A descriptor like SubscribeOptions::new("orders.*").jetstream("ORDERS").durable("workers") names a real JetStream consumer; it implements SubscriptionSource for the real NatsBroker only, because durable names and ack waits have no in-process meaning. To unit-test that handler's logic, mount the same definition on the test broker with an explicit by-name source - include_on overrides the macro's source (the codec resolves the same way as for include):

use ruststream::Name;

.with_broker(client.broker().clone(), |b| {
    b.include_on(Name::new("orders.created"), handle);
})

What that mount does not cover - durable resume, ack_wait redelivery, max_ack_pending - is exactly what the integration suite is for.

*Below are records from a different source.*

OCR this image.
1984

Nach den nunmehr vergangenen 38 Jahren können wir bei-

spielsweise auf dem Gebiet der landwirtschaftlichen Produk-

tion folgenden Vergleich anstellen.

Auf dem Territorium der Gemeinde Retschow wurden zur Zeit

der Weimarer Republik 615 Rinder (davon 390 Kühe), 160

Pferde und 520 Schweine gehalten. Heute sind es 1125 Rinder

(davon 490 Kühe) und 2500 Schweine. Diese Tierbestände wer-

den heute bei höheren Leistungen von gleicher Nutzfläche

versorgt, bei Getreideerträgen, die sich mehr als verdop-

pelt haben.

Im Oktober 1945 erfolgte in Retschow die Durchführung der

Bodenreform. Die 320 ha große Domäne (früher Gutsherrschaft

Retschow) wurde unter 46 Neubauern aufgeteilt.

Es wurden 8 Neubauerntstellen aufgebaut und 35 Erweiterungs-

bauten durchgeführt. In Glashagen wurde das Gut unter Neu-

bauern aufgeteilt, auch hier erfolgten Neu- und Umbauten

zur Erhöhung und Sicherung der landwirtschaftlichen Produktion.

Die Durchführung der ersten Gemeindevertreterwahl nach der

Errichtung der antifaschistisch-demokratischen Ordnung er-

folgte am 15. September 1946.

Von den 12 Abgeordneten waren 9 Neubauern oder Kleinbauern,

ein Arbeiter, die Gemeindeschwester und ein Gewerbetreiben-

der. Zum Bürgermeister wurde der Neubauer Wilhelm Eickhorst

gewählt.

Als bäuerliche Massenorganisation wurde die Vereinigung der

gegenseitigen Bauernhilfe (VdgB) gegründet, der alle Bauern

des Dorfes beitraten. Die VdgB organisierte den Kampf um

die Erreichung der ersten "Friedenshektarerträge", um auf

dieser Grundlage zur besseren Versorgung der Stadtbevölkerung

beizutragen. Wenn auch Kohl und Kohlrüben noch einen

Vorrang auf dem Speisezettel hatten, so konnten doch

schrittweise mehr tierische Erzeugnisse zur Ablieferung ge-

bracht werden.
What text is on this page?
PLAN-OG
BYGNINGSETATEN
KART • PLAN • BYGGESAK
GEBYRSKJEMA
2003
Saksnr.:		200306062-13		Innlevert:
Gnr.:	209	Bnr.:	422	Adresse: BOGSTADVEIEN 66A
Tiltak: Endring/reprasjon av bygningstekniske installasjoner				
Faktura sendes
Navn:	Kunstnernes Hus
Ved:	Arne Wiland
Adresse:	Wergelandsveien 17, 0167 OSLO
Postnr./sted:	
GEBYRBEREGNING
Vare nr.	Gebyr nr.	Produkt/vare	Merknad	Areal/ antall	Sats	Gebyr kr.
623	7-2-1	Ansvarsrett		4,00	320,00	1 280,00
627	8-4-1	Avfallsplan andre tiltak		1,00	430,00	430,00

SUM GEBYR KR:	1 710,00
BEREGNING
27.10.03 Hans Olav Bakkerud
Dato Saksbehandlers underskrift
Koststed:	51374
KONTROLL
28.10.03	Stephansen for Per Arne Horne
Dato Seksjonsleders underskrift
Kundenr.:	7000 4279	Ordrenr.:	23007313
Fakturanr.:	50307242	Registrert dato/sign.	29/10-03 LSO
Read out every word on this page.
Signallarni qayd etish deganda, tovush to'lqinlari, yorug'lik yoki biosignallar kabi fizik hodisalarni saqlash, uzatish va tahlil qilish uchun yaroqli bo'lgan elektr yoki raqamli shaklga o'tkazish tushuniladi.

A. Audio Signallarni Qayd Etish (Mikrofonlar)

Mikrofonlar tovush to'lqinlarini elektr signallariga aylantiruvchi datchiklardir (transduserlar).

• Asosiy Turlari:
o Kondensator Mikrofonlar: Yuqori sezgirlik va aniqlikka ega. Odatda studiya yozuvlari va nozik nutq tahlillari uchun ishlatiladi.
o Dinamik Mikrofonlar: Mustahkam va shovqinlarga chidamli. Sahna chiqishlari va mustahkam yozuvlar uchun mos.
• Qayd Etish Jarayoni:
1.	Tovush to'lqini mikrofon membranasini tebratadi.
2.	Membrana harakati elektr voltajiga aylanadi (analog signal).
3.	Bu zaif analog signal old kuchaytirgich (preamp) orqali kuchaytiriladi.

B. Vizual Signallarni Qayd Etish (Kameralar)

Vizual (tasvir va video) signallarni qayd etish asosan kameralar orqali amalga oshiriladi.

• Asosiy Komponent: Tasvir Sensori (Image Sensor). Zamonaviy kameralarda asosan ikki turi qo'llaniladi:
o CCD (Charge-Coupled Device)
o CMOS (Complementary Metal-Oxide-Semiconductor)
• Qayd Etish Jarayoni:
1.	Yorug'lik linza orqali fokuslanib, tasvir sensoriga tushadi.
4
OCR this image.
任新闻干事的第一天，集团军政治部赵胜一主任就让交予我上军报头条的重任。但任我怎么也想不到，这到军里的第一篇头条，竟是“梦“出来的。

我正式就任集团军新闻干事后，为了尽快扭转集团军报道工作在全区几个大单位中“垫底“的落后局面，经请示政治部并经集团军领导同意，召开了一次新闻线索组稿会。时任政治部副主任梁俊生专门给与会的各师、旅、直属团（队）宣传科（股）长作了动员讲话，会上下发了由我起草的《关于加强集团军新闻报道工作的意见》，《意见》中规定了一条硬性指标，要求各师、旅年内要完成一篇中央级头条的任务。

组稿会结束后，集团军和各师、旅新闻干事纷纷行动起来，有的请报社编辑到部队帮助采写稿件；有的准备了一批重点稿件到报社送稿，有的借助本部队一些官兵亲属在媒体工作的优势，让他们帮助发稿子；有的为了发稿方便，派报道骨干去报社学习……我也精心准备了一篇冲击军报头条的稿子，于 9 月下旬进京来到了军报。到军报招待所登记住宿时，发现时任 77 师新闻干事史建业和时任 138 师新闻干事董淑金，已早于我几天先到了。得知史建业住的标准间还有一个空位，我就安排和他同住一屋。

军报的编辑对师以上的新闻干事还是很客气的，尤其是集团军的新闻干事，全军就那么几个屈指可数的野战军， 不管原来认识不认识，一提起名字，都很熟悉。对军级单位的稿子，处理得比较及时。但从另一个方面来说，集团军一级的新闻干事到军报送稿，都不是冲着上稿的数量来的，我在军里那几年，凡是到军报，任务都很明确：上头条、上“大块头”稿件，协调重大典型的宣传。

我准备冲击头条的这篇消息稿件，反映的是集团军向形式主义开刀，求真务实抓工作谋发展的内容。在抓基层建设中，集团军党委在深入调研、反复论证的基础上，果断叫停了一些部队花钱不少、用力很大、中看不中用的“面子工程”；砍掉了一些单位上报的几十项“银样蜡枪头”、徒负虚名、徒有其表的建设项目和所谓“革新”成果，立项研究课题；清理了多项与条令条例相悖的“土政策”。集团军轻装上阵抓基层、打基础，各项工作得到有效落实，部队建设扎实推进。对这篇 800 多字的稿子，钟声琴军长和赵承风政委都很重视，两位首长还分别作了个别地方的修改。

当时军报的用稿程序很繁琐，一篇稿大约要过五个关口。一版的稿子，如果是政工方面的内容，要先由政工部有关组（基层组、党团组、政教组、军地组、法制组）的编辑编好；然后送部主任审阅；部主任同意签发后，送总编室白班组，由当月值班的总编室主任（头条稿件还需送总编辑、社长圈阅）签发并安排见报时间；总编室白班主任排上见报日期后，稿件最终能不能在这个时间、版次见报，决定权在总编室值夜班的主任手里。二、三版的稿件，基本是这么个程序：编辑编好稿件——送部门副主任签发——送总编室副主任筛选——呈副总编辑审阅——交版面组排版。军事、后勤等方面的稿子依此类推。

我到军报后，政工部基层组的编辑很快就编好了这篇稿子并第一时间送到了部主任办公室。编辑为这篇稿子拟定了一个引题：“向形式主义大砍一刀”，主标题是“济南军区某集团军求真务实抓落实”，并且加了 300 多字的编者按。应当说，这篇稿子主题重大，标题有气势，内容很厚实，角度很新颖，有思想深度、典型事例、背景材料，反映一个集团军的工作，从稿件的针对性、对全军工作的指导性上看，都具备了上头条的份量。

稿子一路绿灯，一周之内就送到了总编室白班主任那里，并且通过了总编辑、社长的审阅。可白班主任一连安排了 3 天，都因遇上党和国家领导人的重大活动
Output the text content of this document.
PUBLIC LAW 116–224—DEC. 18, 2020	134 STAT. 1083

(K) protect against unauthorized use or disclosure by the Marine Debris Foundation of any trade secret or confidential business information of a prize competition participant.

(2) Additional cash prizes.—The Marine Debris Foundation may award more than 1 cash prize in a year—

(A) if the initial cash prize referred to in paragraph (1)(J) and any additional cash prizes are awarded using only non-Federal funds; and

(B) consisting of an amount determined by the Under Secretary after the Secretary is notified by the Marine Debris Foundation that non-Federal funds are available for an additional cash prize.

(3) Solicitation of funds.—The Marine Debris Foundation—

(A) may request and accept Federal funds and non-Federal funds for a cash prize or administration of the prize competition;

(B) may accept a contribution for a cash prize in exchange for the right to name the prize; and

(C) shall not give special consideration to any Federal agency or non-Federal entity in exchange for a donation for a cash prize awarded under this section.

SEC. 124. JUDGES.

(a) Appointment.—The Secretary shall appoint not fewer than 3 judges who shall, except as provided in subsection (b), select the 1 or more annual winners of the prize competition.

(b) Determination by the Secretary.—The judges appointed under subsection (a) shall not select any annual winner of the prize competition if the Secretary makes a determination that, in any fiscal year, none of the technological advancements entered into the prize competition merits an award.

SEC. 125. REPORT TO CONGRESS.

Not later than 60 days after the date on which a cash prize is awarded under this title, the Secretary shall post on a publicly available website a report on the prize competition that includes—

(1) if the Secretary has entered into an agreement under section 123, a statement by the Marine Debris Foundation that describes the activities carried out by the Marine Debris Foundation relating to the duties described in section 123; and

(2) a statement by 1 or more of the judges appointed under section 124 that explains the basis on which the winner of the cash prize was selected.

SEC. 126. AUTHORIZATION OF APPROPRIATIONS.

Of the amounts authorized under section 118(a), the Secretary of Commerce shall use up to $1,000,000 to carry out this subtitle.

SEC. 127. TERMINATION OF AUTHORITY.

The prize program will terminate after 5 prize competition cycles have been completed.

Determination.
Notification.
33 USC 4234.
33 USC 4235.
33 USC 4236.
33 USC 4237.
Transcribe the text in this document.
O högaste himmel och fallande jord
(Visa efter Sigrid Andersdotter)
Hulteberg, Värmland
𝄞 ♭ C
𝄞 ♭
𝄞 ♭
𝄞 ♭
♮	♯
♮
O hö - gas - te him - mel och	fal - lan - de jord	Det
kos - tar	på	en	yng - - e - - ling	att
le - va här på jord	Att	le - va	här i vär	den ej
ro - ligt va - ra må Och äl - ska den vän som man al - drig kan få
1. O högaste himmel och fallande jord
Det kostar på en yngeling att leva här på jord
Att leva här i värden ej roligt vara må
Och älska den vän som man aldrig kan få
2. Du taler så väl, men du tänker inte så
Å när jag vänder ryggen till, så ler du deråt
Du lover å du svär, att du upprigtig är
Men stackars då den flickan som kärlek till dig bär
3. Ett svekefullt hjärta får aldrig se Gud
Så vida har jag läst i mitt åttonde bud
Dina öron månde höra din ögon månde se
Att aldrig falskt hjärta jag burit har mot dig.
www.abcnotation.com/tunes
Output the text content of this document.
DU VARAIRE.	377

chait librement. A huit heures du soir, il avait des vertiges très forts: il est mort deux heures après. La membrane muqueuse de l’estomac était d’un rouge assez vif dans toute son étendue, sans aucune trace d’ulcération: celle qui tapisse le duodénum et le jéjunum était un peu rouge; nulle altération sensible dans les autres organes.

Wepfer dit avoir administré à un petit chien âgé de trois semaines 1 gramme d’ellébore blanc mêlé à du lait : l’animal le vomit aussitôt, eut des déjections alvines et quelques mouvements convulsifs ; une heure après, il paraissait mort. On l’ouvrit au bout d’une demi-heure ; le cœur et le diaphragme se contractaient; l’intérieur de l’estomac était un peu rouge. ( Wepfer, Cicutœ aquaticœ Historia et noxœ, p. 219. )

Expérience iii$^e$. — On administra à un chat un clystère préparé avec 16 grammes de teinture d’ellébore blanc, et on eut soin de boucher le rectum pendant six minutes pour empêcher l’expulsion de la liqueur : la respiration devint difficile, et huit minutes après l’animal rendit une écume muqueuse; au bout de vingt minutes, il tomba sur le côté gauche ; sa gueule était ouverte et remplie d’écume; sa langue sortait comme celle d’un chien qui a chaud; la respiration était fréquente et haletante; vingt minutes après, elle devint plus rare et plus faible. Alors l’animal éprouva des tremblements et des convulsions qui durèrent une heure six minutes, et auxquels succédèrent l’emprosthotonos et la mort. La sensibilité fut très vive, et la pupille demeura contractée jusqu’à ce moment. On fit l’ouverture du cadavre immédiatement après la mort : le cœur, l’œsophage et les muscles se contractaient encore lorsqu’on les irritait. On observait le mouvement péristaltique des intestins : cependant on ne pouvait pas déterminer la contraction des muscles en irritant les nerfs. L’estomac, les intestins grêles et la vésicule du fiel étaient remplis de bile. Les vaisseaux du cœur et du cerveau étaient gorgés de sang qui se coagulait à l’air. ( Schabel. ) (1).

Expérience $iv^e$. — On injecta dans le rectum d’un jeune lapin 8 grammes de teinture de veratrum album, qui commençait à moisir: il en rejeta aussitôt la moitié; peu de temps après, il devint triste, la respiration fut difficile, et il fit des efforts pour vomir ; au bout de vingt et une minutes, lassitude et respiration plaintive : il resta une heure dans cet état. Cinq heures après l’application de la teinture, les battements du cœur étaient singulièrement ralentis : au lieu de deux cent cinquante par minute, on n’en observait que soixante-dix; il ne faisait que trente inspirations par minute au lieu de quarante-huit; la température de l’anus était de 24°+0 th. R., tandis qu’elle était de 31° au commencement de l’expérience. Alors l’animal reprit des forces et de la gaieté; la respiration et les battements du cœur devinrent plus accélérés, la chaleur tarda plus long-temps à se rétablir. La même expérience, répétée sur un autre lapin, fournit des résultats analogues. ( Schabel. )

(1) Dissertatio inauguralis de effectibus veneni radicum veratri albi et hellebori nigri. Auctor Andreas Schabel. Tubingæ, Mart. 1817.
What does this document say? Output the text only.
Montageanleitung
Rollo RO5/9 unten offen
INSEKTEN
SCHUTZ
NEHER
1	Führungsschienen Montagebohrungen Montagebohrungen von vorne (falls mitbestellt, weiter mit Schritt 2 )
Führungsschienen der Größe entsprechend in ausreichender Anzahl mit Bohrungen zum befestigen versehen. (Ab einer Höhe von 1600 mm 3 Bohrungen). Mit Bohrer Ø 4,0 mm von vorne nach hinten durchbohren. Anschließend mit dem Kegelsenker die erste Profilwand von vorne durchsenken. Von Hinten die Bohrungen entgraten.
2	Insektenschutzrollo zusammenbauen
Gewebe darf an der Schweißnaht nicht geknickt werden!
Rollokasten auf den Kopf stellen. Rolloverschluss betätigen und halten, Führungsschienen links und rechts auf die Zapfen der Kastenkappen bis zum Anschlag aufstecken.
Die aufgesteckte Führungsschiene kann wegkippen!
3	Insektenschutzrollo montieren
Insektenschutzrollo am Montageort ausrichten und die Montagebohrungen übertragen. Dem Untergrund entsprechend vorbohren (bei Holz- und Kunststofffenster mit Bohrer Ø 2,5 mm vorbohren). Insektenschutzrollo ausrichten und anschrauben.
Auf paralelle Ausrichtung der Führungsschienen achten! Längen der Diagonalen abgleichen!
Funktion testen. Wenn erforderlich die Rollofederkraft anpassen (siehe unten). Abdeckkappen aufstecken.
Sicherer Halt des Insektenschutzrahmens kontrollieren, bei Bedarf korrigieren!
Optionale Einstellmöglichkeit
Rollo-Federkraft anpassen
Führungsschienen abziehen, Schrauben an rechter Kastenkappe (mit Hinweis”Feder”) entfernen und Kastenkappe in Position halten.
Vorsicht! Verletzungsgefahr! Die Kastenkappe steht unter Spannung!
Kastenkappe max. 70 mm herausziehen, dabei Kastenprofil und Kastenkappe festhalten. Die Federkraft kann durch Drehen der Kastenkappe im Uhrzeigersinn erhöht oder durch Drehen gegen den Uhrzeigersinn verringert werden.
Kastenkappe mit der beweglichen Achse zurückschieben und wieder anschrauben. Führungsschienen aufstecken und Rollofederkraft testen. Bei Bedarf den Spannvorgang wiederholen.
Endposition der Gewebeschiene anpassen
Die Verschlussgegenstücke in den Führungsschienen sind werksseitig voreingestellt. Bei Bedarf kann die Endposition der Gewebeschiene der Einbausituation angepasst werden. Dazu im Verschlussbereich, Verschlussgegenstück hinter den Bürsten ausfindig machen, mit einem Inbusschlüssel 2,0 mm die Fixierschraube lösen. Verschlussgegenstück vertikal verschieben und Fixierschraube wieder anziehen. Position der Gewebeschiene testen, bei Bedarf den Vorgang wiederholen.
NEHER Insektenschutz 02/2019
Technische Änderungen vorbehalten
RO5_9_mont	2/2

Integration tests against a real broker

Behaviour that depends on real broker semantics belongs in a separate suite gated behind an environment variable, so the default cargo test stays fast and offline:

tests/integration_nats.rs
fn test_url() -> Option<String> {
    std::env::var("NATS_TEST_URL").ok()
}

#[tokio::test(flavor = "multi_thread", worker_threads = 2)]
async fn durable_consumer_resumes_after_restart() {
    let Some(url) = test_url() else {
        eprintln!("skipping: set NATS_TEST_URL to run");
        return;
    };
    // connect NatsBroker::new(url), drive the real JetStream consumer ...
}

Run it explicitly against a live server:

docker run -d -p 4222:4222 nats:latest -js
NATS_TEST_URL=nats://127.0.0.1:4222 cargo test --test integration_nats

This mirrors faststream's with_real=True split: handler logic on the in-memory path, broker semantics on the real one. Keep both suites over the same handler modules so the production code has a single source of truth.

For broker authors

If you are implementing a broker, ship a TestClient under a testing feature and prove it with the conformance harness: run_suite checks the routing surface of the test client, lifecycle checks the lazy-startup contract against the real transport. See Conformance.